That said, tomorrow night’s documentary “Manhunt: The Inside Story of the Hunt for bin Laden” on HBO is still very worth watching because it’s told from the perspective of the actual people who brought him down.

That means the female CIA analysts behind the scenes and the male spies who worked the streets.

Unlike what you may have heard about this terrific documentary by Greg Barker, about how torture is condoned, it’s just not true.

Yes, super spies like Jose Rodriguez, former chief of the CIA’s Counter-Terrorism Center, and swashbuckling Marty Martin (whom you’d swear is straight out of Nelson DeMille’s novel “The Panther”) do condone water boarding.

But FBI agent Ali Soufan, on the other hand, abhors it, saying that most information was gleaned before water boarding.

In fact, he says “[I told them] we shouldn’t be part of this and I don’t want to be part of this.”

What the film does concentrate on, however, is how the monster was tracked and how the CIA was blamed by members of Congress right after 9/11 for failing in their jobs when, in truth, dozens and dozens of reports were channeled to the White House up until August 2001 warning of the bin Laden threat.

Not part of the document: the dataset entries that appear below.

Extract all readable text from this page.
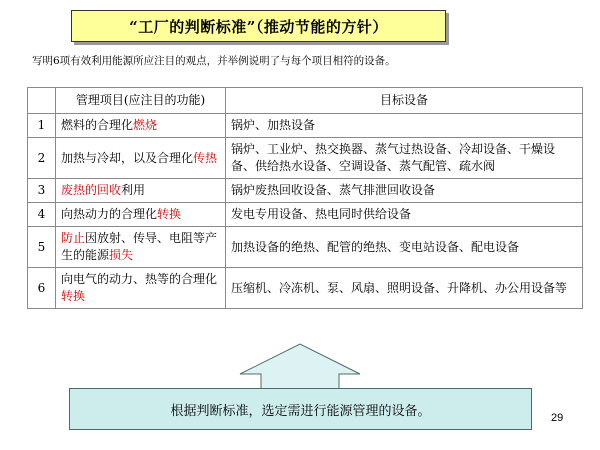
“工厂的判断标准”（推动节能的方针）
写明6项有效利用能源所应注目的观点，并举例说明了与每个项目相符的设备。
	管理项目(应注目的功能)	目标设备
1	燃料的合理化燃烧	锅炉、加热设备
2	加热与冷却，以及合理化传热	锅炉、工业炉、热交换器、蒸气过热设备、冷却设备、干燥设备、供给热水设备、空调设备、蒸气配管、疏水阀
3	废热的回收利用	锅炉废热回收设备、蒸气排泄回收设备
4	向热动力的合理化转换	发电专用设备、热电同时供给设备
5	防止因放射、传导、电阻等产生的能源损失	加热设备的绝热、配管的绝热、变电站设备、配电设备
6	向电气的动力、热等的合理化转换	压缩机、冷冻机、泵、风扇、照明设备、升降机、办公用设备等
根据判断标准，选定需进行能源管理的设备。	29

And even reporter Peter Bergen who, with Peter Arnett, interviewed bin Laden for CNN in 1997, shows clips of bin Laden telling the reporters that he’d invade the US.

All was ignored. Or, as Bergen points out, it was as if the Japanese had made a newsreel saying they’d attack Pearl Harbor and nobody paid attention.

CIA agents also explain how nearly impossible the task was to put a time, place and method to his intent.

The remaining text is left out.